Cosenza-Non è bastato il freddo algido di fine novembre a raggelare il folto pubblico del Piccolo Teatro Unical, appagato dalla piéce teatrale “Giangurgolo”, diretta e adattata da un eclettico e come non mai brechtiano Max Mazzotta.
L’opera dà un meritato e rinnovato lustro alla maschera calabrese, snobbata il più delle volte dalla tradizione teatrale in favore dei suoi più noti cugini settentrionali consacrati dalla commedia dell’arte ma lo fa enucleando un meraviglioso melting pot di tradizioni teatrali differenti fra loro con spiccati elementi di modernità che la rendono seguibile e vispa, facilitando di gran lunga la comprensione ed il riconoscimento degli eventi, oltre a conferirle una comicità mai ritrita.
La vicenda di base, come lascia intuire il sottotitolo, è quella dell’Amleto ed è proprio il dubbio del principe di Danimarca ,il suo titubare, ad essere messo alla gogna, parodizzato all’estremo attraverso canti, fraintendimenti propri della commedia goldoniana, mimiche e dinamiche grottesche ed a tratti deliranti che esplodono sulla scena grazie a quello che è un canovaccio scritto dal regista ma digerito, metabolizzato, partorito dagli attori stessi, demiurghi estremamente autonomi dell’intreccio e della caratterizzazione dei personaggi, come ci ricorda la protagonista Francesca Gariano.
“L’opera diverte perchè siamo stati in primis noi a divertirci mettendola in scena” afferma l’attrice catanzarese di adozione cosentina, e quale miglior tratto distintivo di un così forte omaggio alla nostra tradizione e perchè no, alla nostra terra, del divertimento?
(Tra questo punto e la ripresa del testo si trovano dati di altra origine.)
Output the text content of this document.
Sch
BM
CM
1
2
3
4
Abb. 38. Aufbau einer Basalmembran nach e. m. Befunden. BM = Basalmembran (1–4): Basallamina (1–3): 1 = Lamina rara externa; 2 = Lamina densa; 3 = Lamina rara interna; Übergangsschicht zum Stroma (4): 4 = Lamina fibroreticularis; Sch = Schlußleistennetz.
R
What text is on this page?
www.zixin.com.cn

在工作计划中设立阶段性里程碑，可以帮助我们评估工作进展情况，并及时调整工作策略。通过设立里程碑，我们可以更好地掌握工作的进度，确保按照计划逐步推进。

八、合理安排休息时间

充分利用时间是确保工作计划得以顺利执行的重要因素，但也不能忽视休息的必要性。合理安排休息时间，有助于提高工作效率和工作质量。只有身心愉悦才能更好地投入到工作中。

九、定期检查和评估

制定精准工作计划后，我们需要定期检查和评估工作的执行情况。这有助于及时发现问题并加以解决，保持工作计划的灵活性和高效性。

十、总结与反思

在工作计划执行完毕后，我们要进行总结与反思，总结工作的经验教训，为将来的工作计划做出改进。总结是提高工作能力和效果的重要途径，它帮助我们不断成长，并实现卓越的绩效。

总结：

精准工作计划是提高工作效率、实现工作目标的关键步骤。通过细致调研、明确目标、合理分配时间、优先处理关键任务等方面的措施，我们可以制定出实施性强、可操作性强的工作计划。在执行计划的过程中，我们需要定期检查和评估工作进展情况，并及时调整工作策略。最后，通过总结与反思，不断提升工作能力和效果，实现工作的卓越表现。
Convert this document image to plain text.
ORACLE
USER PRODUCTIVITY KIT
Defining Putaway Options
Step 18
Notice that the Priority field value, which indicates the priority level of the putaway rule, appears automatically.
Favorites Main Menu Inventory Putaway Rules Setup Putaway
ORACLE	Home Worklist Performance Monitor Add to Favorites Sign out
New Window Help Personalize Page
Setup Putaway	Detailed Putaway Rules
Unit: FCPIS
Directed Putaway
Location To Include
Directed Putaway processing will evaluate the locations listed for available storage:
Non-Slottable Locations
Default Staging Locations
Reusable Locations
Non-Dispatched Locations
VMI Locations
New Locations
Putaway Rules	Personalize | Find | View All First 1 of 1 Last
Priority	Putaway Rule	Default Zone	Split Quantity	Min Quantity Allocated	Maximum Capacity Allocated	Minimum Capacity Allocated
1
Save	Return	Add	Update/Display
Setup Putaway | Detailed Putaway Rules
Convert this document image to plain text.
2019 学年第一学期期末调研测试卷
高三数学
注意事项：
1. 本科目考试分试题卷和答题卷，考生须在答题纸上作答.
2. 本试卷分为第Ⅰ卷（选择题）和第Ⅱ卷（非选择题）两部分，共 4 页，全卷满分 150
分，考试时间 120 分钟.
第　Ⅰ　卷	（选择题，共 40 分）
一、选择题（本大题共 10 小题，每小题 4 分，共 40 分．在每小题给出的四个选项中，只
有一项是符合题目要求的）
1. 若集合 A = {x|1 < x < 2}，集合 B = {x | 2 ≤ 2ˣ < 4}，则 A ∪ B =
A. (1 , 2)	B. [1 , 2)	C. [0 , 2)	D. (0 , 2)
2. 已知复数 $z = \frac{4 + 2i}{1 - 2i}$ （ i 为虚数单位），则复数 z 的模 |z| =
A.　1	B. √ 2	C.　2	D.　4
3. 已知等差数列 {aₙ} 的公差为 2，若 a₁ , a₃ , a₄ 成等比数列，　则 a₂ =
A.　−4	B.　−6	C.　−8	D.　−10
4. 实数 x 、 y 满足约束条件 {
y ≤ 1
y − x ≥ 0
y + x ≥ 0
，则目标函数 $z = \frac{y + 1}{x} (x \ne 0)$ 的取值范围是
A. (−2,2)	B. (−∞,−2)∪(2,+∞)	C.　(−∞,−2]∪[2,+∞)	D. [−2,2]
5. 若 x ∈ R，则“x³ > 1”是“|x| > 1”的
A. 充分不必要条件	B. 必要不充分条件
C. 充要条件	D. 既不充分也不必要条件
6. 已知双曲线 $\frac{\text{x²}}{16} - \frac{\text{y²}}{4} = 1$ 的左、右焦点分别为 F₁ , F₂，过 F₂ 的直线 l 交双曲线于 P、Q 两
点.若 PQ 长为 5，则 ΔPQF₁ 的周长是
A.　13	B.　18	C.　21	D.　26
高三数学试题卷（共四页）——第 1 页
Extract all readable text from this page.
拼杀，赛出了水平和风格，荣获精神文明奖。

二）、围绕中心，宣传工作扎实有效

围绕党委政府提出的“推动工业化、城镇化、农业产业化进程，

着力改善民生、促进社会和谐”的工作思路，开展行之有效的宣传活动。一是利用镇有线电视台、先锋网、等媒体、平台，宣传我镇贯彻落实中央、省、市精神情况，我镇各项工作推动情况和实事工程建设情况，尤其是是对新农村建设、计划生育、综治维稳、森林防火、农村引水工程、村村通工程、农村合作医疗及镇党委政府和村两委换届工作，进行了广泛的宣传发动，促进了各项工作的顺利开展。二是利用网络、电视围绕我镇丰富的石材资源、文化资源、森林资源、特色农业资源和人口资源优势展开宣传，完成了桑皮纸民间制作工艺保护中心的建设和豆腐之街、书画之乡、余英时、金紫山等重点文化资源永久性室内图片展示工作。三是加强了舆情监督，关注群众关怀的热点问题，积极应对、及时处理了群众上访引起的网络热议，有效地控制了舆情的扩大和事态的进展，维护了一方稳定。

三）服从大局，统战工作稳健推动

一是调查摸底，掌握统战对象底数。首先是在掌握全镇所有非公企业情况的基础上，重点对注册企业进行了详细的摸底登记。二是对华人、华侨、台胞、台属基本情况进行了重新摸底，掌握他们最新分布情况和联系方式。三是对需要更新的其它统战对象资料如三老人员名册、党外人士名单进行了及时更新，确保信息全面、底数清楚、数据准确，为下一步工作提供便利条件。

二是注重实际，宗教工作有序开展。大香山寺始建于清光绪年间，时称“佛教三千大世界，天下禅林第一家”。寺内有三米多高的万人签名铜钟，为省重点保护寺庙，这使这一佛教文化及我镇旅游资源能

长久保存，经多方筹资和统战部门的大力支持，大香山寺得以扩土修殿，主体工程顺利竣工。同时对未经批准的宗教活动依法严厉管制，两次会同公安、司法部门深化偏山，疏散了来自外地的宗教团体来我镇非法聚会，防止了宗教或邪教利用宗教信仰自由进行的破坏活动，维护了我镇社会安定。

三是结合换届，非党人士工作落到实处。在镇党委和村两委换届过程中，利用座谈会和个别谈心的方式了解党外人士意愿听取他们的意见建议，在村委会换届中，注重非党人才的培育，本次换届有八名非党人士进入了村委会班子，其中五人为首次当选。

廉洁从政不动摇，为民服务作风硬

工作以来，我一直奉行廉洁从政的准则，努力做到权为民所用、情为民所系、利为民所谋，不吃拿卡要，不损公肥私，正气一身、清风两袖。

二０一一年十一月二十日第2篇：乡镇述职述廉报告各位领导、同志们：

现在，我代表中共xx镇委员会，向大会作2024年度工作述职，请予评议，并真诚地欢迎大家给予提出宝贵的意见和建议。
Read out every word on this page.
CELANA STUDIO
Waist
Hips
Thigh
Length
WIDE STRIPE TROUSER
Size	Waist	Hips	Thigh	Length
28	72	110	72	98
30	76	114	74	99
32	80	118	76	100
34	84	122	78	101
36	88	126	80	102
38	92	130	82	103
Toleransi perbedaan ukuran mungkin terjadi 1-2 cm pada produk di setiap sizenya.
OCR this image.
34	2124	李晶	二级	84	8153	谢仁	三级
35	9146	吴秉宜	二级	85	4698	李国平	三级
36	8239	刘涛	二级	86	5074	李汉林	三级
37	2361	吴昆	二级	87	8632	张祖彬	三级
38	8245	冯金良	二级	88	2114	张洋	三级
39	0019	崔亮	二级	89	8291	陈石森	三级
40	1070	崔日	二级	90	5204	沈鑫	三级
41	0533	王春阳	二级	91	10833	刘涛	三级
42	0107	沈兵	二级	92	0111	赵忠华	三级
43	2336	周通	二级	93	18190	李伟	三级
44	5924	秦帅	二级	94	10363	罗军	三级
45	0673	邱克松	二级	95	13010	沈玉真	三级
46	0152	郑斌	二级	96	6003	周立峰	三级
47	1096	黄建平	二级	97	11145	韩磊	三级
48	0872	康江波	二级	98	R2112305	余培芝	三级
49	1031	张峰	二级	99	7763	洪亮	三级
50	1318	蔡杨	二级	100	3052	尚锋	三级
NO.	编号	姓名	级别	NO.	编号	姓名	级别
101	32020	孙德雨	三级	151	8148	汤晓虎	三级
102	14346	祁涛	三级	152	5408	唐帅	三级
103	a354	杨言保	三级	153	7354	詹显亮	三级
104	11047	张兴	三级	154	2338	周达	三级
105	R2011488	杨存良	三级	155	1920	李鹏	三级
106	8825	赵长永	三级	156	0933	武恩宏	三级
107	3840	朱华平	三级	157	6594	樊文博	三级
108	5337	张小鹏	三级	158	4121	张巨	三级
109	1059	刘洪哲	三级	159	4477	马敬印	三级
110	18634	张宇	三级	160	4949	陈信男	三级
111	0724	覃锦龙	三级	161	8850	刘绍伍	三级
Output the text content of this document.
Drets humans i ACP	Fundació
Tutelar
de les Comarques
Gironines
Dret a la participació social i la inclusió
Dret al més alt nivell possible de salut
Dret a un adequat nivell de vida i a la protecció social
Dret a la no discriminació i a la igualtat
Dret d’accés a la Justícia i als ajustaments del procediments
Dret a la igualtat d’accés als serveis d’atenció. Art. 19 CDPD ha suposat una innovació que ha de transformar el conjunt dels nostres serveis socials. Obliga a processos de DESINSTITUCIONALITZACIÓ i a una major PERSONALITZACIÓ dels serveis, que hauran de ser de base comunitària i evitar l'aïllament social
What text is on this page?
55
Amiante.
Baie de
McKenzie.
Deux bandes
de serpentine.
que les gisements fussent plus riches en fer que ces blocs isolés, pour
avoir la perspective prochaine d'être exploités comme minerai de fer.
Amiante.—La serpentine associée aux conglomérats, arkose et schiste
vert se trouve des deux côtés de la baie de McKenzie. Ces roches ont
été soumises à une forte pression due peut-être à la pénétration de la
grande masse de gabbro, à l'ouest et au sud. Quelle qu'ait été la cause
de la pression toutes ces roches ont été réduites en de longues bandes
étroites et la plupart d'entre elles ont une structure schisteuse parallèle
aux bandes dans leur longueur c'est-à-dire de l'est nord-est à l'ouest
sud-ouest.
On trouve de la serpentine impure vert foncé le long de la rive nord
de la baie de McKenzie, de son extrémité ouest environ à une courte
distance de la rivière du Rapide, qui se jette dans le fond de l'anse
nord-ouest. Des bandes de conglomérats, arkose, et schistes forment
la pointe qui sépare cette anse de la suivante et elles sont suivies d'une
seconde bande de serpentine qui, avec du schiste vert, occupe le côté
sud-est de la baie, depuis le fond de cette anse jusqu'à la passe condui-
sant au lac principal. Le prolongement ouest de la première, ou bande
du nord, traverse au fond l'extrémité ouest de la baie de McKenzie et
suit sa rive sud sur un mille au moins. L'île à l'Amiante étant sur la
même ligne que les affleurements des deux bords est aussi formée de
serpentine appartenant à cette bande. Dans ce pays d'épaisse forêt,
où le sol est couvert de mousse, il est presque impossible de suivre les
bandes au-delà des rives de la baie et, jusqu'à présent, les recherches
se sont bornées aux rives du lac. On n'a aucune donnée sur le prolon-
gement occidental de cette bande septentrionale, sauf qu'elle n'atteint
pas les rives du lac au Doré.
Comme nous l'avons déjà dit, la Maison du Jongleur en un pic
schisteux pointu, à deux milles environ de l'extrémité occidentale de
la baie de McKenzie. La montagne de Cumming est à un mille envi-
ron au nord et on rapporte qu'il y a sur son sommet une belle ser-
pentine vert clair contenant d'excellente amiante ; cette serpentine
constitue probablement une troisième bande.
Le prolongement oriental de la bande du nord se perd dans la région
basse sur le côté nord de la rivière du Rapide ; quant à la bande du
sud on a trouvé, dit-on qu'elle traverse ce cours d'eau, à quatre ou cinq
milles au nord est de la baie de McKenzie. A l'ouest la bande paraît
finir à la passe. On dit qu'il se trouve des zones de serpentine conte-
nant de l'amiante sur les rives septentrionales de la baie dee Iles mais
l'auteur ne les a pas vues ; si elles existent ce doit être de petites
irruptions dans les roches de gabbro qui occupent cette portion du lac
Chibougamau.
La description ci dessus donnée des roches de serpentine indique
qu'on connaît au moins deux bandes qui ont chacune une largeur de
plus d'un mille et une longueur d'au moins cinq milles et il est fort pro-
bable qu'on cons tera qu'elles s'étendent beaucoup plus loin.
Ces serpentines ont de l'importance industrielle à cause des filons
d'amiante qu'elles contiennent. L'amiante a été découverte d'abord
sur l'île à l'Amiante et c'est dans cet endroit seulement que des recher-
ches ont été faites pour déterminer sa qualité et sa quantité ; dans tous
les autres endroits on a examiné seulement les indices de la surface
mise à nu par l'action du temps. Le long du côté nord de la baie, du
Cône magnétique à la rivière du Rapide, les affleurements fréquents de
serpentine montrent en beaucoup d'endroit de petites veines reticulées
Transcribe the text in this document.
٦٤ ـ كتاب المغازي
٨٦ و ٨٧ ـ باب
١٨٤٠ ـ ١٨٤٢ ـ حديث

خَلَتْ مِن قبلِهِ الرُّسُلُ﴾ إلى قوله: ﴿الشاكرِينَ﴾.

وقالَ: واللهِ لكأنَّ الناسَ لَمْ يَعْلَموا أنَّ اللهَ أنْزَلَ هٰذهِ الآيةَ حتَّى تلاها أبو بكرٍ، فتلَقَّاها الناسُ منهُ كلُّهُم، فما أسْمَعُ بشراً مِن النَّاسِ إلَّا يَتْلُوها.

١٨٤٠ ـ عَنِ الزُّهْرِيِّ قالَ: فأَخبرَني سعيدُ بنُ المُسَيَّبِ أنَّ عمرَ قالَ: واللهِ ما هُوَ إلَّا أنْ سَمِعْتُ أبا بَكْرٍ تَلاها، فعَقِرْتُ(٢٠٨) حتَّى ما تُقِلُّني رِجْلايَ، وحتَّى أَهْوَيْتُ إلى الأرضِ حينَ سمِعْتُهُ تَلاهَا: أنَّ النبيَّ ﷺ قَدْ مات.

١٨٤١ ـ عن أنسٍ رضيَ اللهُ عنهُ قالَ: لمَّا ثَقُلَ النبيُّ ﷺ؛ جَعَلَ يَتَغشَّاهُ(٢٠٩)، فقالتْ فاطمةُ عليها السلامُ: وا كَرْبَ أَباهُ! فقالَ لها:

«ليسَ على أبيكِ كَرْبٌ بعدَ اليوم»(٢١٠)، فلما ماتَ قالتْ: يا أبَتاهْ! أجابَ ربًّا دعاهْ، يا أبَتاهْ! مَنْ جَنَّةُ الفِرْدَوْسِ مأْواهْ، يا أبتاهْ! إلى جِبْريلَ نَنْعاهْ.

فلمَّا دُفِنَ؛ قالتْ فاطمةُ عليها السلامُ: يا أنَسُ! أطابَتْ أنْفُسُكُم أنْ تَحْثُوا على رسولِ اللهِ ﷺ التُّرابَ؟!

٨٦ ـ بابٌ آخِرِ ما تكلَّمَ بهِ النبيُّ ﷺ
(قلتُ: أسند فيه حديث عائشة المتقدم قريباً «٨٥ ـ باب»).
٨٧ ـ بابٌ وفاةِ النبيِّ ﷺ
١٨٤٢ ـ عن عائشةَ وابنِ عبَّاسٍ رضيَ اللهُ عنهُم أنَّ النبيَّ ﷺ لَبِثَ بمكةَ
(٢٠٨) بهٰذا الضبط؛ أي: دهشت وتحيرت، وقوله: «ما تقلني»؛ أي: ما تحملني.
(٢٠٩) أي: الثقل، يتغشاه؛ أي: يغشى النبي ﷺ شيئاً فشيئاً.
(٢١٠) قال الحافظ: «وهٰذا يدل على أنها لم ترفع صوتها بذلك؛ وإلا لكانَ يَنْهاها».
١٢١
L’apparato scenico è il vero capolavoro della rappresentazione,nella sua essenzialità infatti, lascia percepire il magistrale lavoro di regia;la scena è in continua espansione e restringimento fino a culminare nell’epilogo che avviluppa lo spettatore con la sua metateatralità.
I cromatismi, i giochi di luci, i suoni minimalisti fanno da spina dorsale e commento a tutto il distendersi della commedia dettandole un ritmo serrato e d’impatto e intervenendo in una diegesi che è in continua pertinentizzazione.
Insomma, uno spettacolo che rappresenta un meraviglioso spaccato di ciò che ci piace del nostro paese, dei suoi dialetti, della sua goliardia, della sua tradizione, un’opera per tutti.